Na visão do pesquisador brasileiro, “a experiência
indiana nos ensina pelo menos duas grandes coisas”. “Uma é a importância
da continuidade de uma visão que sempre associou a política industrial às
necessidades de saúde, uma perspectiva pós-colonial mantida desde os
primórdios. A outra é o uso estratégico das flexibilidades do TRIPS, ou
seja, garantir que as indústrias nacionais consigam competir de maneira
real com as empresas estrangeiras, porque as patentes impedem a competitividade
por definição”, ele aponta.
“Isso traz indícios importantes de que o Brasil
precisa pensar esse problema em termos de política industrial de longo prazo.

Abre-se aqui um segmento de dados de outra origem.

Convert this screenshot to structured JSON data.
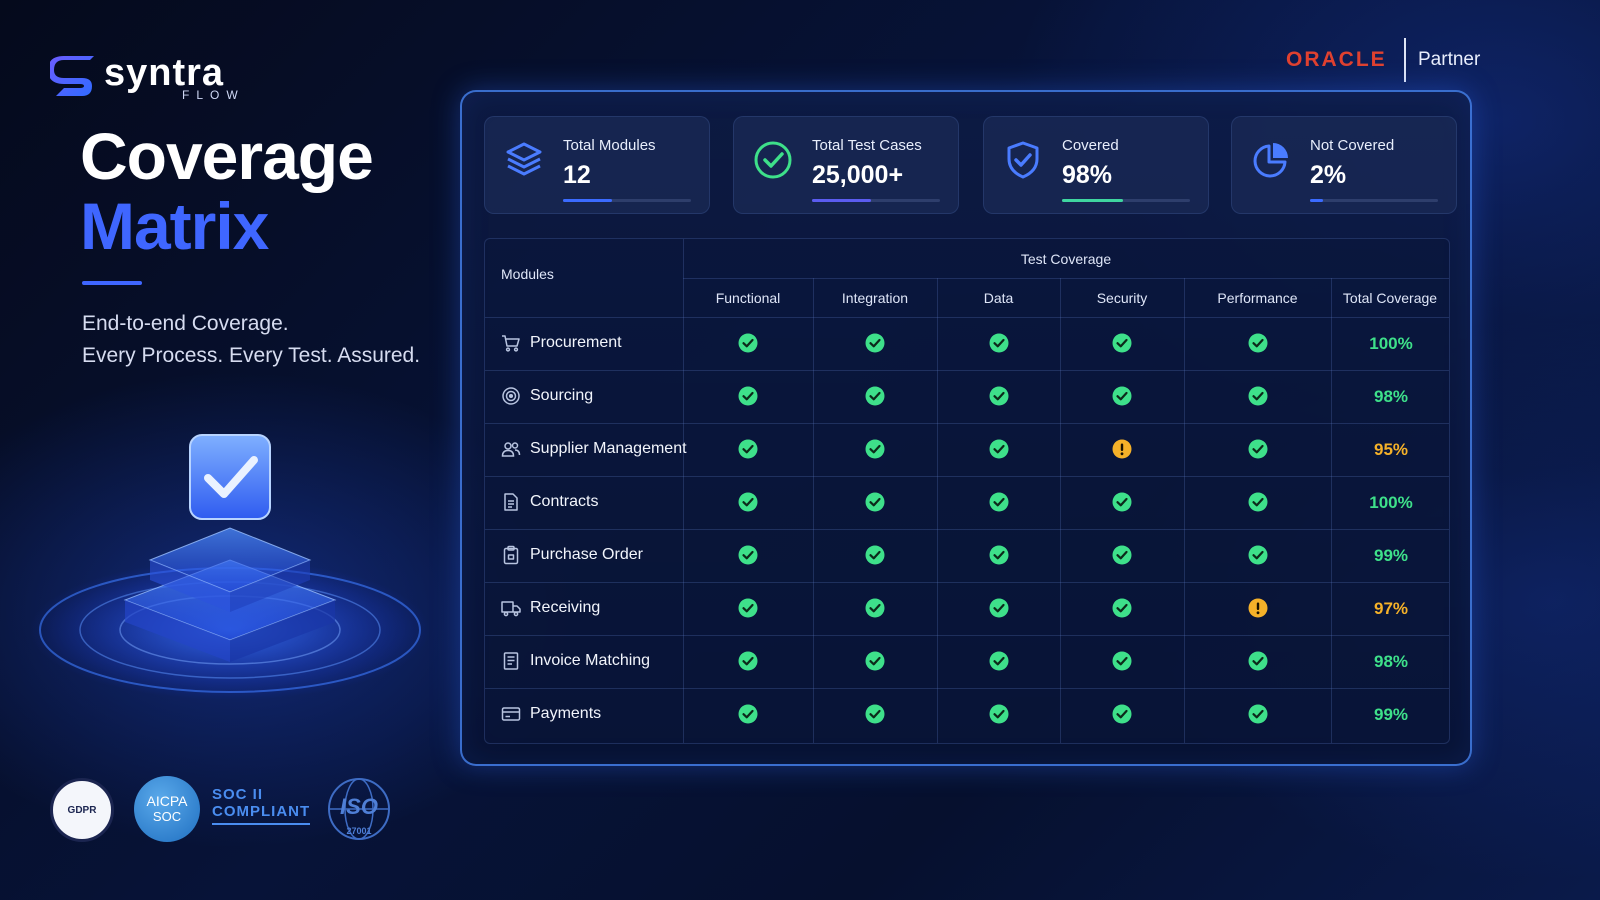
{
  "brand": {
    "name": "syntra",
    "sub": "FLOW"
  },
  "hero": {
    "title_line1": "Coverage",
    "title_line2": "Matrix",
    "tagline_line1": "End-to-end Coverage.",
    "tagline_line2": "Every Process. Every Test. Assured."
  },
  "partner": {
    "oracle": "ORACLE",
    "label": "Partner"
  },
  "stats": [
    {
      "label": "Total Modules",
      "value": "12",
      "progress": 0.38,
      "icon": "layers-icon",
      "color": "#3b6bff"
    },
    {
      "label": "Total Test Cases",
      "value": "25,000+",
      "progress": 0.46,
      "icon": "check-circle-icon",
      "color": "#5b5cf0"
    },
    {
      "label": "Covered",
      "value": "98%",
      "progress": 0.48,
      "icon": "shield-check-icon",
      "color": "#3fd6a0"
    },
    {
      "label": "Not Covered",
      "value": "2%",
      "progress": 0.1,
      "icon": "pie-chart-icon",
      "color": "#3b6bff"
    }
  ],
  "table": {
    "modules_header": "Modules",
    "group_header": "Test Coverage",
    "columns": [
      "Functional",
      "Integration",
      "Data",
      "Security",
      "Performance",
      "Total Coverage"
    ],
    "rows": [
      {
        "module": "Procurement",
        "icon": "cart-icon",
        "status": [
          "pass",
          "pass",
          "pass",
          "pass",
          "pass"
        ],
        "total": "100%",
        "total_color": "#3ee08a"
      },
      {
        "module": "Sourcing",
        "icon": "target-icon",
        "status": [
          "pass",
          "pass",
          "pass",
          "pass",
          "pass"
        ],
        "total": "98%",
        "total_color": "#3ee08a"
      },
      {
        "module": "Supplier Management",
        "icon": "users-icon",
        "status": [
          "pass",
          "pass",
          "pass",
          "warn",
          "pass"
        ],
        "total": "95%",
        "total_color": "#f5b129"
      },
      {
        "module": "Contracts",
        "icon": "document-icon",
        "status": [
          "pass",
          "pass",
          "pass",
          "pass",
          "pass"
        ],
        "total": "100%",
        "total_color": "#3ee08a"
      },
      {
        "module": "Purchase Order",
        "icon": "clipboard-icon",
        "status": [
          "pass",
          "pass",
          "pass",
          "pass",
          "pass"
        ],
        "total": "99%",
        "total_color": "#3ee08a"
      },
      {
        "module": "Receiving",
        "icon": "truck-icon",
        "status": [
          "pass",
          "pass",
          "pass",
          "pass",
          "warn"
        ],
        "total": "97%",
        "total_color": "#f5b129"
      },
      {
        "module": "Invoice Matching",
        "icon": "invoice-icon",
        "status": [
          "pass",
          "pass",
          "pass",
          "pass",
          "pass"
        ],
        "total": "98%",
        "total_color": "#3ee08a"
      },
      {
        "module": "Payments",
        "icon": "card-icon",
        "status": [
          "pass",
          "pass",
          "pass",
          "pass",
          "pass"
        ],
        "total": "99%",
        "total_color": "#3ee08a"
      }
    ]
  },
  "badges": {
    "gdpr": "GDPR",
    "aicpa_line1": "AICPA",
    "aicpa_line2": "SOC",
    "soc_line1": "SOC II",
    "soc_line2": "COMPLIANT",
    "iso": "ISO",
    "iso_num": "27001"
  },
  "colors": {
    "pass": "#3ee08a",
    "warn": "#f5b129",
    "accent": "#3f66ff"
  }
}
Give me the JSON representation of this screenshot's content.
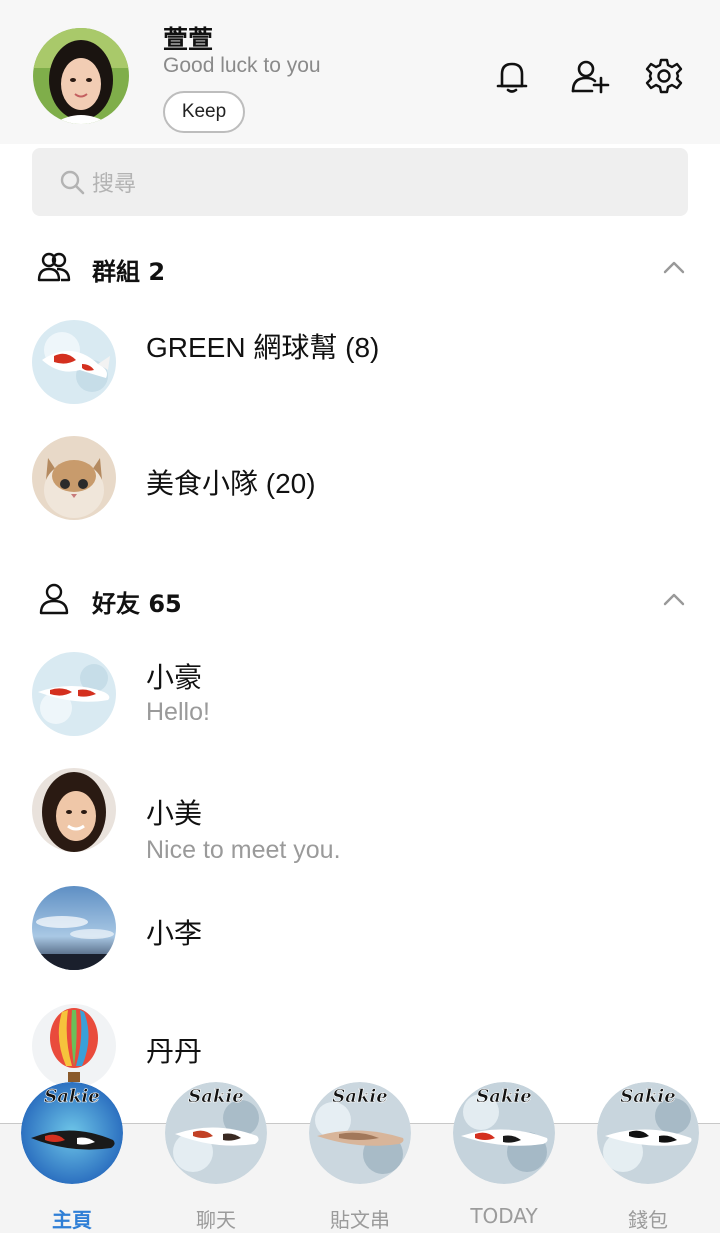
{
  "profile": {
    "name": "萱萱",
    "status": "Good luck to you",
    "keep_label": "Keep"
  },
  "header_icons": [
    "bell-icon",
    "add-friend-icon",
    "settings-gear-icon"
  ],
  "search": {
    "placeholder": "搜尋"
  },
  "groups": {
    "title": "群組 2",
    "items": [
      {
        "name": "GREEN 網球幫 (8)",
        "avatar": "koi-fish-avatar"
      },
      {
        "name": "美食小隊 (20)",
        "avatar": "cat-avatar"
      }
    ]
  },
  "friends": {
    "title": "好友 65",
    "items": [
      {
        "name": "小豪",
        "status": "Hello!",
        "avatar": "koi-fish-avatar"
      },
      {
        "name": "小美",
        "status": "Nice to meet you.",
        "avatar": "woman-avatar"
      },
      {
        "name": "小李",
        "status": "",
        "avatar": "sky-avatar"
      },
      {
        "name": "丹丹",
        "status": "",
        "avatar": "hot-air-balloon-avatar"
      }
    ]
  },
  "bottom_nav": {
    "items": [
      {
        "label": "主頁",
        "active": true,
        "badge_text": "Sakie"
      },
      {
        "label": "聊天",
        "active": false,
        "badge_text": "Sakie"
      },
      {
        "label": "貼文串",
        "active": false,
        "badge_text": "Sakie"
      },
      {
        "label": "TODAY",
        "active": false,
        "badge_text": "Sakie"
      },
      {
        "label": "錢包",
        "active": false,
        "badge_text": "Sakie"
      }
    ]
  },
  "colors": {
    "header_bg": "#f7f7f7",
    "active_tab": "#2f7fd6",
    "inactive_tab": "#9b9b9b",
    "search_bg": "#efefef"
  }
}
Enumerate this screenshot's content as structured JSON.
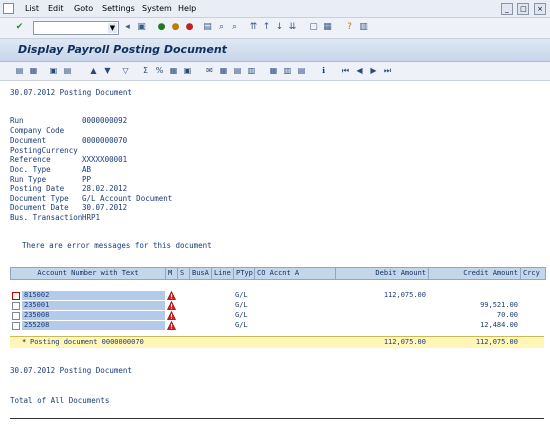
{
  "menu": {
    "items": [
      "List",
      "Edit",
      "Goto",
      "Settings",
      "System",
      "Help"
    ]
  },
  "window": {
    "title": "Display Payroll Posting Document"
  },
  "report": {
    "header_line": "30.07.2012 Posting Document",
    "fields": [
      {
        "label": "Run",
        "value": "0000000092"
      },
      {
        "label": "Company Code",
        "value": ""
      },
      {
        "label": "Document",
        "value": "0000000070"
      },
      {
        "label": "PostingCurrency",
        "value": ""
      },
      {
        "label": "Reference",
        "value": "XXXXX00001"
      },
      {
        "label": "Doc. Type",
        "value": "AB"
      },
      {
        "label": "Run Type",
        "value": "PP"
      },
      {
        "label": "Posting Date",
        "value": "28.02.2012"
      },
      {
        "label": "Document Type",
        "value": "G/L Account Document"
      },
      {
        "label": "Document Date",
        "value": "30.07.2012"
      },
      {
        "label": "Bus. Transaction",
        "value": "HRP1"
      }
    ],
    "error_message": "There are error messages for this document",
    "table": {
      "headers": [
        "Account Number with Text",
        "M",
        "S",
        "BusA",
        "Line",
        "PTyp",
        "CO Accnt A",
        "Debit Amount",
        "Credit Amount",
        "Crcy"
      ],
      "rows": [
        {
          "account": "815002",
          "ptyp": "G/L",
          "debit": "112,075.00",
          "credit": ""
        },
        {
          "account": "235001",
          "ptyp": "G/L",
          "debit": "",
          "credit": "99,521.00"
        },
        {
          "account": "235008",
          "ptyp": "G/L",
          "debit": "",
          "credit": "70.00"
        },
        {
          "account": "255208",
          "ptyp": "G/L",
          "debit": "",
          "credit": "12,484.00"
        }
      ],
      "total": {
        "label": "Posting document 0000000070",
        "marker": "*",
        "debit": "112,075.00",
        "credit": "112,075.00"
      }
    },
    "footer_line": "30.07.2012 Posting Document",
    "summary_label": "Total of All Documents"
  }
}
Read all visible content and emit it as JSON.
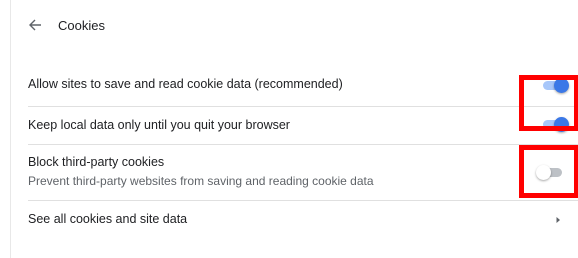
{
  "header": {
    "title": "Cookies",
    "back_icon": "arrow-left-icon"
  },
  "settings": {
    "allow_sites": {
      "label": "Allow sites to save and read cookie data (recommended)",
      "enabled": true
    },
    "keep_local": {
      "label": "Keep local data only until you quit your browser",
      "enabled": true
    },
    "block_third_party": {
      "label": "Block third-party cookies",
      "description": "Prevent third-party websites from saving and reading cookie data",
      "enabled": false
    },
    "see_all": {
      "label": "See all cookies and site data",
      "icon": "chevron-right-icon"
    }
  },
  "colors": {
    "toggle_on_knob": "#3b78e7",
    "toggle_on_track": "#a8c7fa",
    "toggle_off_track": "#bdc1c6",
    "highlight": "#ff0000"
  }
}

Necessariamente envolve convencer os atores brasileiros de que essa é uma
questão de Estado, não de governo, ainda mais em um país que tem um sistema
universal de saúde e um mandato constitucional muito forte para o direito à
saúde”, completa Ido.
Quanto às patentes, ele alerta que “as opções
legislativas e políticas hoje estão indo no sentido de superproteger a
propriedade intelectual muito além do que o Brasil é obrigado pelo direito
internacional, e isso é deletério para a formulação do novo complexo industrial
da saúde.”
Já para Gopakumar, é preciso também dar atenção à
ênfase que a Índia deu à produção autônoma de Insumos Farmacêuticos
Ativos (IFAs), que são as substâncias que fazem os remédios terem efeito.
A Índia é hoje a 3ª maior produtora de IFAs do mundo. Essa etapa é muito
mais crucial de ser absorvida do que o envasamento e o controle de qualidade.
“O Butantan e a Fiocruz podem ser mais atuantes nesse sentido”, comenta o
indiano.
Além disso, ele acredita que é preciso coordenar
melhor a atuação dos órgãos de governo que podem contribuir com o CEIS. “Com o
INPI, a Anvisa, o BNDES, o Ministério da Indústria e o Ministério da Saúde
agindo juntos, o trabalho pode ser feito”, vaticina o especialista indiano.
Ambos ressaltam que a ousadia política vai ser um
ingrediente chave para que as ideias saiam do papel. “O caminho para a
autossuficiência é político”, frisa Gopakumar. E “o plano [para o CEIS] pode
ser muito mais ambicioso” do que já é, completa Ido.